Teks Juliawati, Foto I’m An Angel
Sehari itu, Sang Peri memberikan sapi, nutrisi, hingga kepedulian pada perempuan renta yang terkena lepra.
Gelapnya pagi masih menyelimuti bumi. Udara terasa dingin pada Kamis pekan lalu. Namun dingin itu tak terasa oleh tubuh ini. Semua kalah dengan semangat untuk mengunjungi desa di bawah kaki Gunung Agung, Karangasem, Bali bagian timur.
Saya melaju di sepeda motor menuju Jalan Umalas, Kerobokan, Kuta bagian utara. Saya akan berkumpul dengan teman-teman dari I’m An Angel (IAA), kelompok yang sering melakukan kegiatan berbagi kepedulian pada kelompok anak-anak dan orang miskin di Bali. Sampai di tempat tujuan, saya bertemu Asana Viebeke Lengkong, Program Director kelompok yang mempunyai moto Care and Sharing (Peduli dan Saling berbagi) ini.
Ada pula Bu Nyoman serta Pak Arinata yang sedang berkemas memasukkan barang-barang yang akan disumbangkan ke warga di bawah kaki Gunung Agung. Satu per satu barang dimasukkan ke dalam mobil putih. Sekitar lima menit kemudian selesailah sudah mereka berkemas-kemas.
Ada dua mobil yang membawa kami ke lokasi. Mobil hitam yang penuh dengan barang-barang bantuan berangkat lebih dahulu menuju ke By Pass Sanur untuk menjemput Bu Putri. Mobil putih Bali Adventure melaju ke Jalan Raya Seminyak menuju ke Restauran Kudeta untuk menjemput empat tamu bernama Marco, Carla, Jenny, dan Joseline.
Marco dan Jenny sepasang suami istri yang peduli dengan sosial. Jasoline bekerja di Kudeta. Dia bersama Viebeke, panggilan Asana Viebeke Lengkong, bekerja di program bantuan IAA ini. Adapun Carla bekerja di media harian Bali Times.

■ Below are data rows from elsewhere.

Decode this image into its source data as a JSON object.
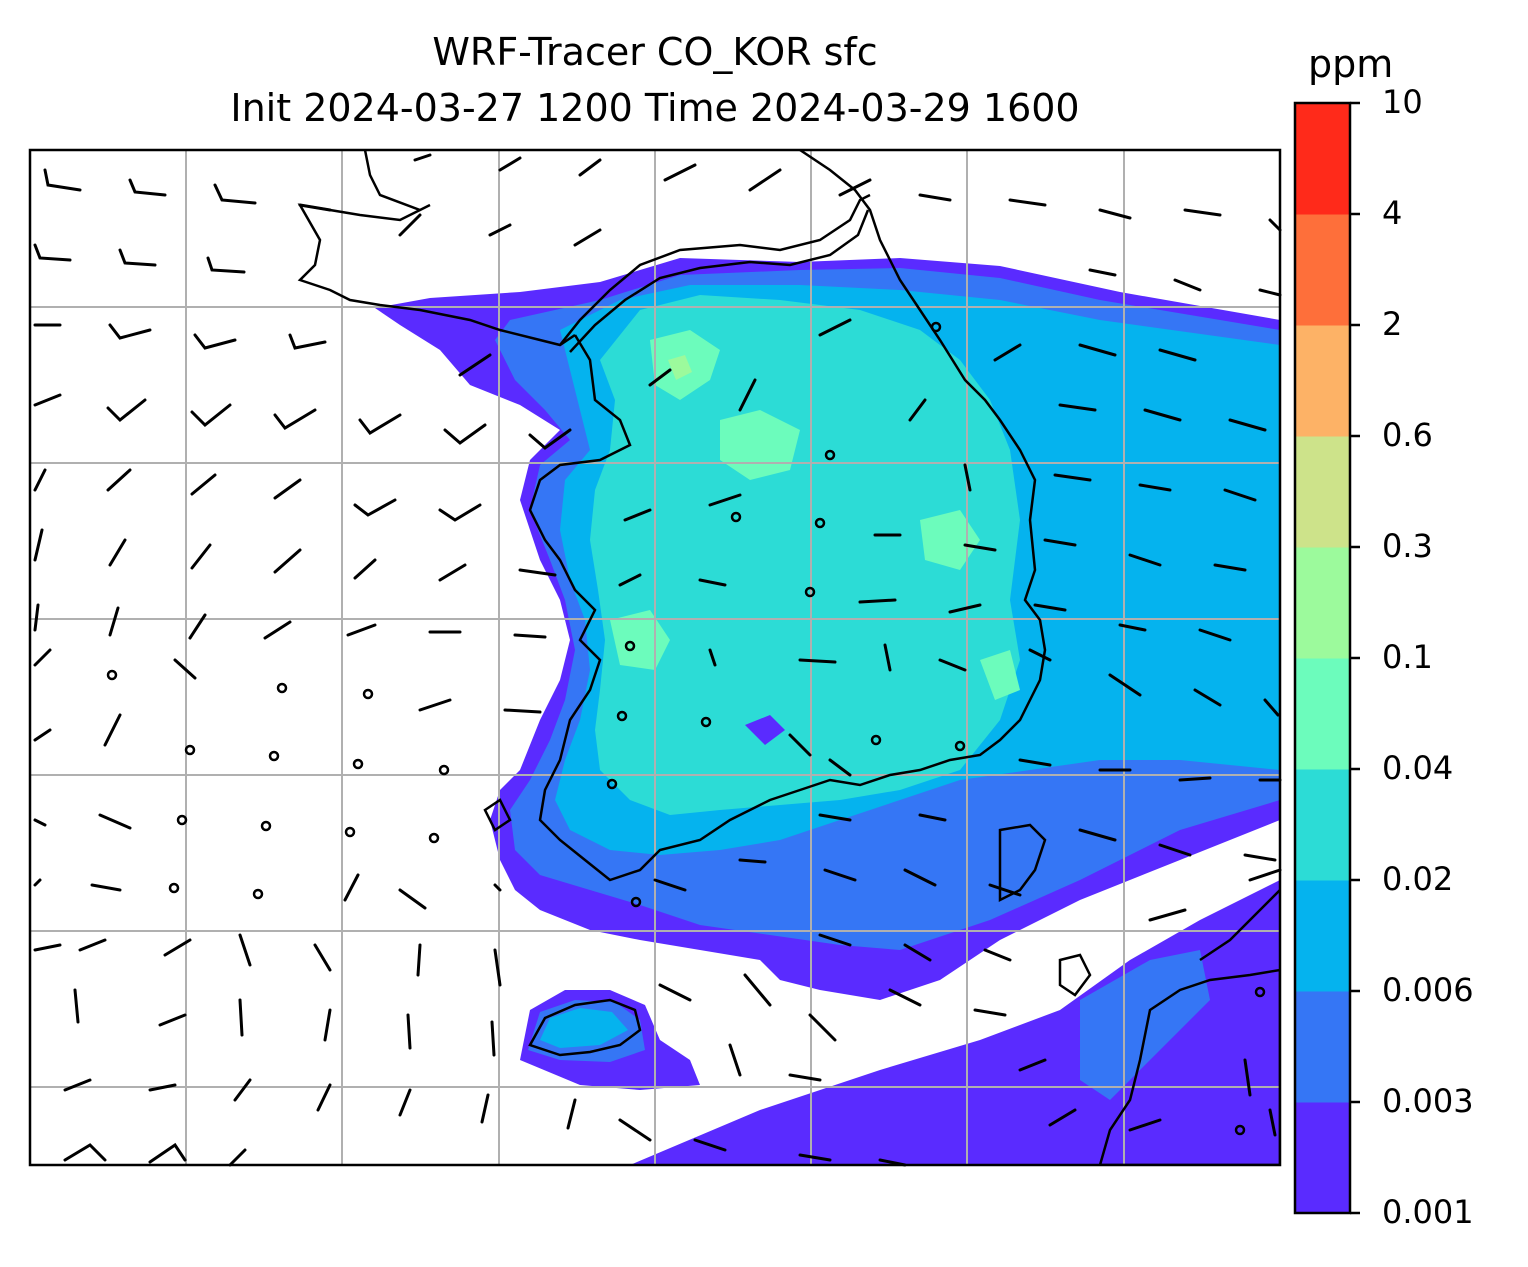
{
  "title": {
    "line1": "WRF-Tracer CO_KOR sfc",
    "line2": "Init 2024-03-27 1200 Time 2024-03-29 1600"
  },
  "colorbar": {
    "unit": "ppm",
    "levels": [
      "0.001",
      "0.003",
      "0.006",
      "0.02",
      "0.04",
      "0.1",
      "0.3",
      "0.6",
      "2",
      "4",
      "10"
    ],
    "colors": [
      "#5a2bff",
      "#3576f5",
      "#05b3ee",
      "#2cdcd6",
      "#6cfcbc",
      "#9cfa9c",
      "#cde38a",
      "#fdb266",
      "#fe6f3a",
      "#ff2a1a"
    ]
  },
  "map": {
    "field": "CO_KOR surface concentration",
    "gridlines": true,
    "features": [
      "coastlines",
      "wind-barbs",
      "calm-circles",
      "filled-contours"
    ]
  }
}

Sesampainya di pintu gerbang Kudeta mobil yang kami tumpangi diperiksa petugas keamanan. Setelah selesai diperiksa mobilnya kami pun dipersilakan masuk ke area Kudeta.
Empat orang tamu tersebut sudah menunggu di ruang tunggu Kudeta. Kami pun saling memperkenalkan diri satu sama lain. Lalu, kami pun bergegas masuk ke mobil untuk memulai perjalanan. Mobil melaju menuju By Pass Sanur dan berhenti di Mc Donald. Empat tamu tersebut turun untuk beli sarapan. Ketika kami menunggu, mobil hitam pun datang bersama Bu Putri. Kami saling memperkenalkan diri satu sama lain.

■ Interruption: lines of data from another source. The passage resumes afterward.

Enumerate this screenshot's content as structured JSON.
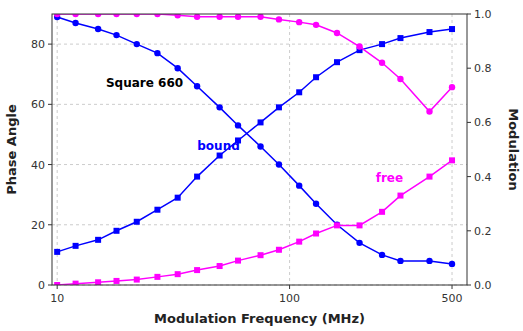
{
  "chart_data": {
    "type": "line",
    "xlabel": "Modulation Frequency (MHz)",
    "ylabel": "Phase Angle",
    "y2label": "Modulation",
    "log": "x",
    "grid": true,
    "xlim": [
      9.5,
      580
    ],
    "xticks": [
      10,
      100,
      500
    ],
    "ylim": [
      0,
      90
    ],
    "yticks": [
      0,
      20,
      40,
      60,
      80
    ],
    "y2lim": [
      0.0,
      1.0
    ],
    "y2ticks": [
      {
        "value": 0.0,
        "label": "0.0"
      },
      0.2,
      0.4,
      0.6,
      0.8,
      {
        "value": 1.0,
        "label": "1.0"
      }
    ],
    "x": [
      10,
      12,
      15,
      18,
      22,
      27,
      33,
      40,
      50,
      60,
      75,
      90,
      110,
      130,
      160,
      200,
      250,
      300,
      400,
      500
    ],
    "series": [
      {
        "color": "#0000FF",
        "marker": "circle",
        "values": [
          89,
          87,
          85,
          83,
          80,
          77,
          72,
          66,
          59,
          53,
          46,
          40,
          33,
          27,
          20,
          14,
          10,
          8,
          8,
          7
        ]
      },
      {
        "color": "#0000FF",
        "marker": "square",
        "values": [
          11,
          13,
          15,
          18,
          21,
          25,
          29,
          36,
          43,
          48,
          54,
          59,
          64,
          69,
          74,
          78,
          80,
          82,
          84,
          85
        ]
      },
      {
        "color": "#FF00FF",
        "marker": "circle",
        "axis": "y2",
        "values": [
          1.0,
          1.0,
          1.0,
          1.0,
          1.0,
          1.0,
          0.995,
          0.99,
          0.99,
          0.99,
          0.99,
          0.98,
          0.97,
          0.96,
          0.93,
          0.88,
          0.82,
          0.76,
          0.64,
          0.73
        ]
      },
      {
        "color": "#FF00FF",
        "marker": "square",
        "axis": "y2",
        "values": [
          0.0,
          0.005,
          0.01,
          0.015,
          0.02,
          0.03,
          0.04,
          0.055,
          0.07,
          0.09,
          0.11,
          0.13,
          0.16,
          0.19,
          0.22,
          0.22,
          0.27,
          0.33,
          0.4,
          0.46
        ]
      }
    ],
    "annotations": [
      {
        "text": "Square 660"
      },
      {
        "text": "bound",
        "color": "#0000FF"
      },
      {
        "text": "free",
        "color": "#FF00FF"
      }
    ]
  }
}
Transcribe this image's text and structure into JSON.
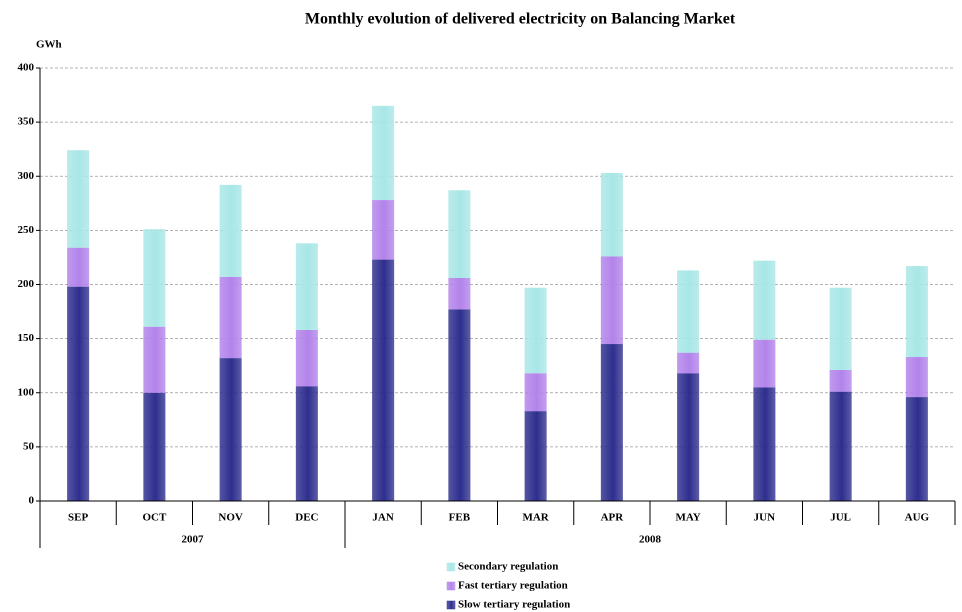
{
  "chart_data": {
    "type": "stacked-bar",
    "title": "Monthly evolution of delivered electricity on Balancing Market",
    "y_label": "GWh",
    "categories": [
      "SEP",
      "OCT",
      "NOV",
      "DEC",
      "JAN",
      "FEB",
      "MAR",
      "APR",
      "MAY",
      "JUN",
      "JUL",
      "AUG"
    ],
    "groups": [
      {
        "label": "2007",
        "size": 4
      },
      {
        "label": "2008",
        "size": 8
      }
    ],
    "series": [
      {
        "name": "Slow tertiary regulation",
        "color": "#2e2e8e",
        "values": [
          198,
          100,
          132,
          106,
          223,
          177,
          83,
          145,
          118,
          105,
          101,
          96
        ]
      },
      {
        "name": "Fast tertiary regulation",
        "color": "#b283ea",
        "values": [
          36,
          61,
          75,
          52,
          55,
          29,
          35,
          81,
          19,
          44,
          20,
          37
        ]
      },
      {
        "name": "Secondary regulation",
        "color": "#a9e6e6",
        "values": [
          90,
          90,
          85,
          80,
          87,
          81,
          79,
          77,
          76,
          73,
          76,
          84
        ]
      }
    ],
    "ylim": [
      0,
      400
    ],
    "yticks": [
      0,
      50,
      100,
      150,
      200,
      250,
      300,
      350,
      400
    ],
    "grid": true
  }
}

Dua mobil bersiap memulai perjalanan bakti sosialnya menuju Karangasem. Perjalanan melalui Jalan Ida Bagus Mantra masih sepi karena hari masih pagi. Udara masih dingin. Di tengah perjalanan kami berhenti karena Gek sudah menunggu mobil kami dari tadi. Dia berangkat dari rumahnya di Gianyar. Gek adalah orang administrasi yang mengurus semua keperluan IAA.

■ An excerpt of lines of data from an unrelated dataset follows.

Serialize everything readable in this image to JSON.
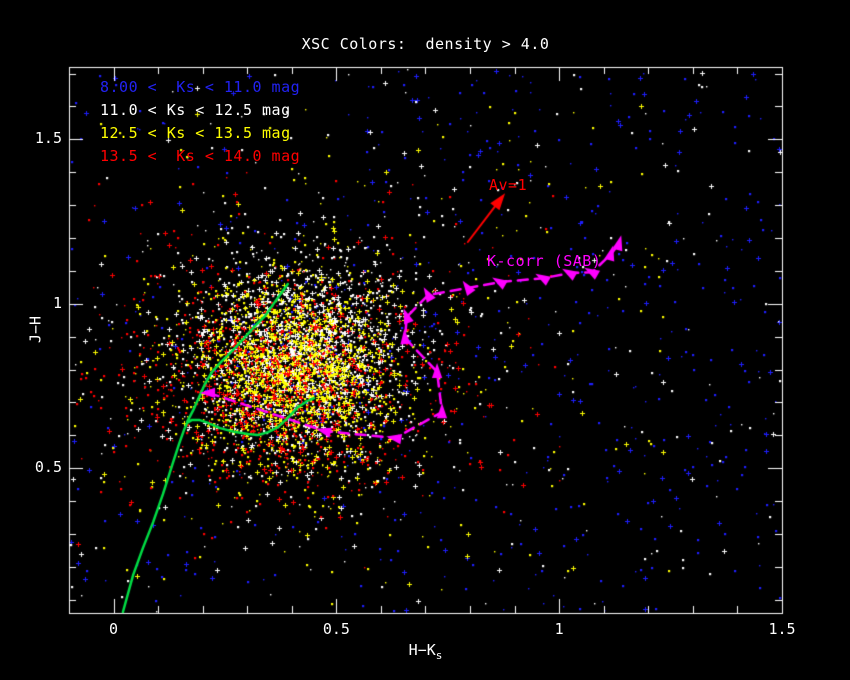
{
  "title": "XSC Colors:  density > 4.0",
  "legend": {
    "items": [
      {
        "label": "8.00 <  Ks < 11.0 mag",
        "color": "#2222f2"
      },
      {
        "label": "11.0 < Ks < 12.5 mag",
        "color": "#ffffff"
      },
      {
        "label": "12.5 < Ks < 13.5 mag",
        "color": "#ffff00"
      },
      {
        "label": "13.5 <  Ks < 14.0 mag",
        "color": "#ff0000"
      }
    ]
  },
  "axes": {
    "x": {
      "label": "H−K",
      "label_sub": "s",
      "minor_step": 0.1,
      "major_ticks": [
        {
          "v": 0,
          "label": "0"
        },
        {
          "v": 0.5,
          "label": "0.5"
        },
        {
          "v": 1,
          "label": "1"
        },
        {
          "v": 1.5,
          "label": "1.5"
        }
      ]
    },
    "y": {
      "label": "J−H",
      "minor_step": 0.1,
      "major_ticks": [
        {
          "v": 0.5,
          "label": "0.5"
        },
        {
          "v": 1,
          "label": "1"
        },
        {
          "v": 1.5,
          "label": "1.5"
        }
      ]
    }
  },
  "colors": {
    "background": "#000000",
    "axis": "#ffffff",
    "blue_points": "#1e1eff",
    "white_points": "#ffffff",
    "yellow_points": "#ffff00",
    "red_points": "#ff0000",
    "locus_green": "#00dd44",
    "track_magenta": "#ff00ff",
    "arrow_red": "#ff0000"
  },
  "chart_data": {
    "type": "scatter",
    "title": "XSC Colors:  density > 4.0",
    "xlabel": "H-Ks",
    "ylabel": "J-H",
    "xlim": [
      -0.1,
      1.5
    ],
    "ylim": [
      0.06,
      1.72
    ],
    "grid": false,
    "legend_position": "top-left",
    "series": [
      {
        "name": "8.00 <  Ks < 11.0 mag",
        "color": "#1e1eff",
        "seed": 11,
        "components": [
          {
            "kind": "uniform",
            "n": 300,
            "x": [
              -0.1,
              1.5
            ],
            "y": [
              0.06,
              1.72
            ]
          },
          {
            "kind": "uniform",
            "n": 240,
            "x": [
              0.55,
              1.5
            ],
            "y": [
              0.06,
              1.72
            ]
          },
          {
            "kind": "gauss",
            "n": 130,
            "cx": 0.42,
            "cy": 0.83,
            "sx": 0.13,
            "sy": 0.15
          }
        ]
      },
      {
        "name": "11.0 < Ks < 12.5 mag",
        "color": "#ffffff",
        "seed": 22,
        "components": [
          {
            "kind": "uniform",
            "n": 230,
            "x": [
              -0.1,
              1.5
            ],
            "y": [
              0.06,
              1.72
            ]
          },
          {
            "kind": "gauss",
            "n": 1600,
            "cx": 0.42,
            "cy": 0.85,
            "sx": 0.115,
            "sy": 0.145
          },
          {
            "kind": "gauss",
            "n": 400,
            "cx": 0.42,
            "cy": 0.8,
            "sx": 0.21,
            "sy": 0.24
          }
        ]
      },
      {
        "name": "12.5 < Ks < 13.5 mag",
        "color": "#ffff00",
        "seed": 33,
        "components": [
          {
            "kind": "uniform",
            "n": 170,
            "x": [
              -0.05,
              1.25
            ],
            "y": [
              0.1,
              1.6
            ]
          },
          {
            "kind": "gauss",
            "n": 1600,
            "cx": 0.405,
            "cy": 0.8,
            "sx": 0.11,
            "sy": 0.14
          },
          {
            "kind": "gauss",
            "n": 350,
            "cx": 0.4,
            "cy": 0.76,
            "sx": 0.19,
            "sy": 0.21
          }
        ]
      },
      {
        "name": "13.5 <  Ks < 14.0 mag",
        "color": "#ff0000",
        "seed": 44,
        "components": [
          {
            "kind": "uniform",
            "n": 120,
            "x": [
              -0.08,
              1.0
            ],
            "y": [
              0.35,
              1.4
            ]
          },
          {
            "kind": "gauss",
            "n": 800,
            "cx": 0.38,
            "cy": 0.75,
            "sx": 0.145,
            "sy": 0.16
          },
          {
            "kind": "gauss",
            "n": 250,
            "cx": 0.35,
            "cy": 0.72,
            "sx": 0.24,
            "sy": 0.21
          }
        ]
      }
    ],
    "overlays": {
      "stellar_locus": {
        "color": "#00dd44",
        "branches": [
          [
            [
              0.021,
              0.063
            ],
            [
              0.044,
              0.176
            ],
            [
              0.066,
              0.258
            ],
            [
              0.089,
              0.337
            ],
            [
              0.111,
              0.422
            ],
            [
              0.131,
              0.507
            ],
            [
              0.147,
              0.574
            ],
            [
              0.158,
              0.616
            ],
            [
              0.165,
              0.638
            ],
            [
              0.176,
              0.647
            ],
            [
              0.192,
              0.647
            ],
            [
              0.212,
              0.638
            ],
            [
              0.239,
              0.622
            ],
            [
              0.273,
              0.61
            ],
            [
              0.302,
              0.604
            ],
            [
              0.324,
              0.601
            ],
            [
              0.347,
              0.61
            ],
            [
              0.369,
              0.625
            ],
            [
              0.391,
              0.653
            ],
            [
              0.414,
              0.686
            ],
            [
              0.434,
              0.704
            ],
            [
              0.45,
              0.713
            ]
          ],
          [
            [
              0.165,
              0.641
            ],
            [
              0.18,
              0.68
            ],
            [
              0.192,
              0.717
            ],
            [
              0.205,
              0.756
            ],
            [
              0.221,
              0.793
            ],
            [
              0.243,
              0.826
            ],
            [
              0.268,
              0.859
            ],
            [
              0.293,
              0.896
            ],
            [
              0.317,
              0.932
            ],
            [
              0.34,
              0.963
            ],
            [
              0.36,
              1.002
            ],
            [
              0.378,
              1.036
            ],
            [
              0.391,
              1.06
            ]
          ]
        ]
      },
      "kcorr_track": {
        "label": "K-corr (SAB)",
        "color": "#ff00ff",
        "points": [
          {
            "x": 0.214,
            "y": 0.729,
            "angle": 180
          },
          {
            "x": 0.474,
            "y": 0.613,
            "angle": 165
          },
          {
            "x": 0.632,
            "y": 0.592,
            "angle": 170
          },
          {
            "x": 0.737,
            "y": 0.671,
            "angle": 90
          },
          {
            "x": 0.726,
            "y": 0.793,
            "angle": 90
          },
          {
            "x": 0.654,
            "y": 0.896,
            "angle": 95
          },
          {
            "x": 0.658,
            "y": 0.96,
            "angle": 110
          },
          {
            "x": 0.706,
            "y": 1.027,
            "angle": 120
          },
          {
            "x": 0.795,
            "y": 1.048,
            "angle": 125
          },
          {
            "x": 0.867,
            "y": 1.066,
            "angle": 150
          },
          {
            "x": 0.964,
            "y": 1.078,
            "angle": 150
          },
          {
            "x": 1.024,
            "y": 1.093,
            "angle": 150
          },
          {
            "x": 1.074,
            "y": 1.096,
            "angle": 150
          },
          {
            "x": 1.116,
            "y": 1.151,
            "angle": 75
          },
          {
            "x": 1.134,
            "y": 1.182,
            "angle": 75
          }
        ]
      },
      "extinction_vector": {
        "label": "Av=1",
        "color": "#ff0000",
        "tail": [
          0.795,
          1.188
        ],
        "head": [
          0.865,
          1.312
        ]
      }
    }
  }
}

Di Jalan Raya Candi Dasa menuju Karangasem, Gek ditelpon seseorang yang mengurus penerima bantuan. Penelpon bilang mereka sudah menunggu di Pasar Hewan Nurbaya, Dusun Batu Daweh Kaja, Desa Tulamben, Kecamatan Kubu, Kabupaten Karangasem.
“Ya, Pak. Kami sudah di Candi Dasa. Tidak berapa lama lagi kami sampai,” jawab Gek.
Setengah jam kemudian orang tersebut menelpon Gek lagi. Dia menjawab, “Iya, Pak. Pilih saja dulu sapi-sapinya. Kami masih dalam perjalanan.”
Supir mempercepat laju mobil agar segera sampai meskipun medan ke sana berliku-liku. Naik gunung turun gunung. Desa yang kami kunjungi berada di bawah kaki Gunung Agung yang gagah perkasa. Gunung itu menyimpan sejuta cerita dan harapan penduduk setempat yang jauh dari keramaian serta jauh dari akses pendidikan, layanan kesehatan, dan sulitnya air.
Penduduk di sini sehari-hari makan jagung dan ketela. Mereka menghadapi sulitnya mendapatkan air. Mata air berada jauh di bawah dan tidak bisa dialirkan ke tempat tinggal mereka karena tidak ada sarana untuk mengalirkan air tersebut. Karena itu, mereka bergantung pada air hujan untuk kebutuhan air minumnya.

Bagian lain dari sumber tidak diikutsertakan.